Un'opzione di Google per decidere cosa fare di dati e file dopo la propria morte (virtuale o reale). Una questione che riguarda tutto il nostro patrimonio digitale

Entrare in rete è facile, è uscire che è impossibile. E’ un pensiero diffuso che riguarda la nostra identità digitale e l’uso che se se ne fa anche senza il nostro permesso. Per questo c’è chi si preoccupa di pianificare la gestione di account, password e della grande quantità dati che disseminiamo su internet per quando non ne avrà più il controllo diretto. Che ne sarà del nostro patrimonio digitale quando non ci saremo più? Possiamo distruggerlo o lasciarlo in eredità. Una soluzione, destinata probabilmente a fare scuola, è quella proposta da Google per la "Gestione dell’account inattivo".

Innanzitutto  va detto che dal web si può voler uscire per varie ragioni. Una è sicuramente la propria scomparsa fisica e il desiderio che la nostra vita virtuale non prosegua oltre quella reale. Ma si può anche decidere di morire solo virtualmente e cancellare ogni traccia (o almeno provare a farlo) del nostro passaggio online.

Un testamento digitale facile

In ogni caso, la questione è: come dare le disposizioni adatte per la gestione dei nostri dati e i nostri file (documenti, foto, video ecc.) secondo la nostra volonta e non quella della rete.

L’idea di Google è semplice. Si chiama “Gestione account inattivo” e propone alcune semplici opzioni nel caso in cui la propria posizione sul server rimanga ferma per un certo lasso di tempo. In sostanza si mette una data di scadenza al proprio account per le molte "situazioni che potrebbero impedirti di accedere o di utilizzare il tuo account", si legge sulla pagina di Google dedicata (la parola "morte" è solo sottintesa, naturalmente…).
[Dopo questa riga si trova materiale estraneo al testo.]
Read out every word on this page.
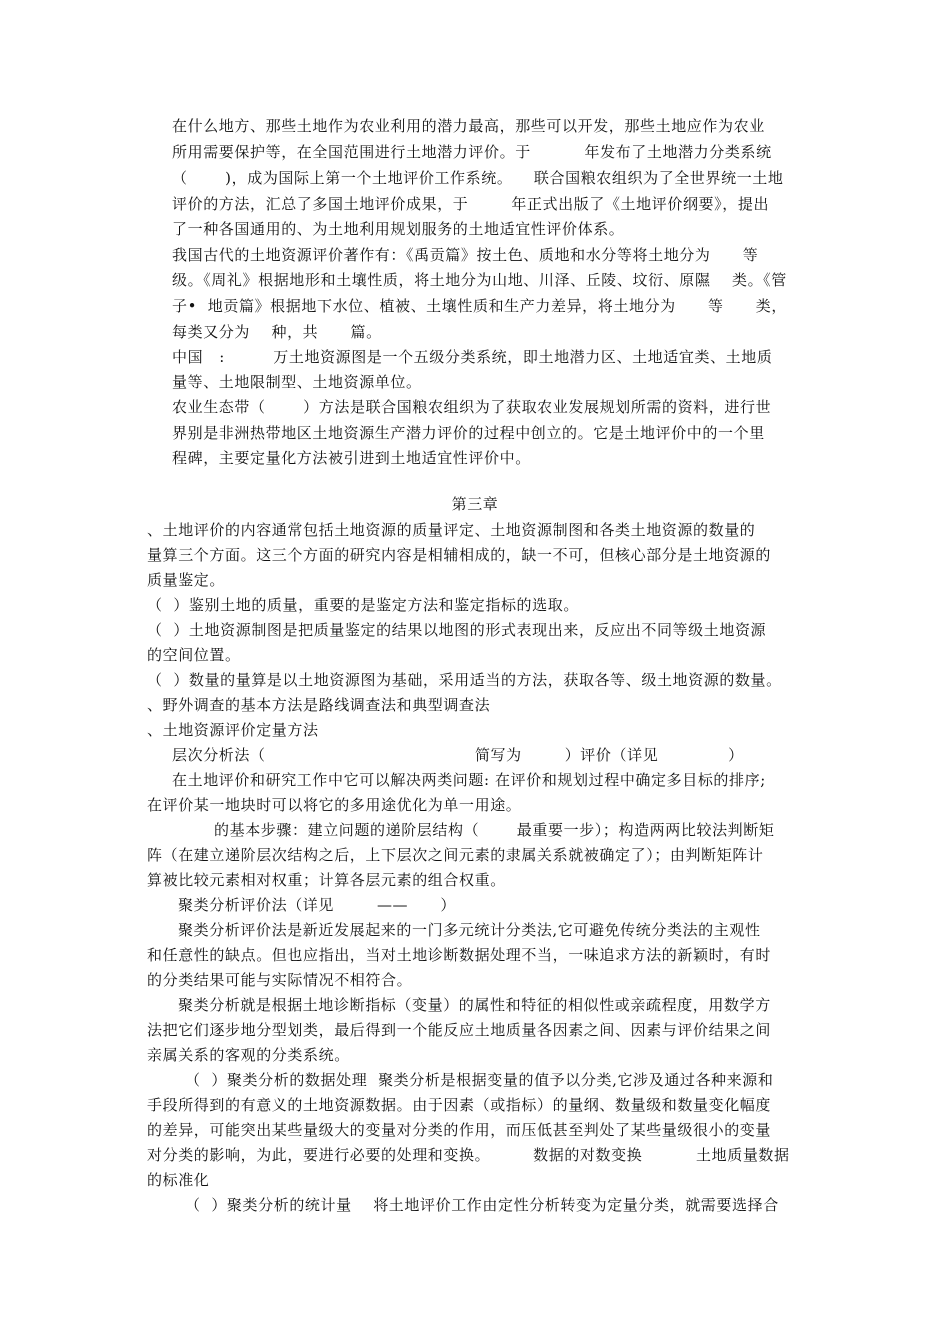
在什么地方、那些土地作为农业利用的潜力最高，那些可以开发，那些土地应作为农业
所用需要保护等，在全国范围进行土地潜力评价。于          年发布了土地潜力分类系统
（       )，成为国际上第一个土地评价工作系统。    联合国粮农组织为了全世界统一土地
评价的方法，汇总了多国土地评价成果，于        年正式出版了《土地评价纲要》，提出
了一种各国通用的、为土地利用规划服务的土地适宜性评价体系。
我国古代的土地资源评价著作有：《禹贡篇》按土色、质地和水分等将土地分为      等
级。《周礼》根据地形和土壤性质，将土地分为山地、川泽、丘陵、坟衍、原隰    类。《管
子•  地贡篇》根据地下水位、植被、土壤性质和生产力差异，将土地分为      等      类，
每类又分为    种，共      篇。
中国   :         万土地资源图是一个五级分类系统，即土地潜力区、土地适宜类、土地质
量等、土地限制型、土地资源单位。
农业生态带（       ）方法是联合国粮农组织为了获取农业发展规划所需的资料，进行世
界别是非洲热带地区土地资源生产潜力评价的过程中创立的。它是土地评价中的一个里
程碑，主要定量化方法被引进到土地适宜性评价中。
第三章
、土地评价的内容通常包括土地资源的质量评定、土地资源制图和各类土地资源的数量的
量算三个方面。这三个方面的研究内容是相辅相成的，缺一不可，但核心部分是土地资源的
质量鉴定。
（  ）鉴别土地的质量，重要的是鉴定方法和鉴定指标的选取。
（  ）土地资源制图是把质量鉴定的结果以地图的形式表现出来，反应出不同等级土地资源
的空间位置。
（  ）数量的量算是以土地资源图为基础，采用适当的方法，获取各等、级土地资源的数量。
、野外调查的基本方法是路线调查法和典型调查法
、土地资源评价定量方法
层次分析法（                                       简写为        ）评价（详见             ）
在土地评价和研究工作中它可以解决两类问题: 在评价和规划过程中确定多目标的排序;
在评价某一地块时可以将它的多用途优化为单一用途。
的基本步骤：建立问题的递阶层结构（       最重要一步）；构造两两比较法判断矩
阵（在建立递阶层次结构之后，上下层次之间元素的隶属关系就被确定了）；由判断矩阵计
算被比较元素相对权重；计算各层元素的组合权重。
聚类分析评价法（详见        ——      ）
聚类分析评价法是新近发展起来的一门多元统计分类法,它可避免传统分类法的主观性
和任意性的缺点。但也应指出，当对土地诊断数据处理不当，一味追求方法的新颖时，有时
的分类结果可能与实际情况不相符合。
聚类分析就是根据土地诊断指标（变量）的属性和特征的相似性或亲疏程度，用数学方
法把它们逐步地分型划类，最后得到一个能反应土地质量各因素之间、因素与评价结果之间
亲属关系的客观的分类系统。
（  ）聚类分析的数据处理  聚类分析是根据变量的值予以分类,它涉及通过各种来源和
手段所得到的有意义的土地资源数据。由于因素（或指标）的量纲、数量级和数量变化幅度
的差异，可能突出某些量级大的变量对分类的作用，而压低甚至判处了某些量级很小的变量
对分类的影响，为此，要进行必要的处理和变换。        数据的对数变换          土地质量数据
的标准化
（  ）聚类分析的统计量    将土地评价工作由定性分析转变为定量分类，就需要选择合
L’utente può scegliere il periodo di timeout (inattività)  che va da 3 mesi a 1 anno. Il sistema invierà automaticamente un avviso un mese prima della scadenza. Ogni accesso all’utenza "interrompe la prescrizione", cioè fa ripartire da zero il conteggio. Alla scadenza le opzioni sono due:

• si può chiedere di inviare una mail a uno o più contatti scelti in precedenza (fino a 10) con la quale si avvisa che l’account è inattivo. Si può anche scegliere di inviare a loro i propri dati e file, nominandoli di fatto eredi digitali;

• oppure si puà chiedere di eliminare l’account decretando da quel momento in poi (perché purtroppo non è affatto sicuro che la propria vita passata scompaia del tutto dalla rete) la propria morte digitale. (A.D.M.)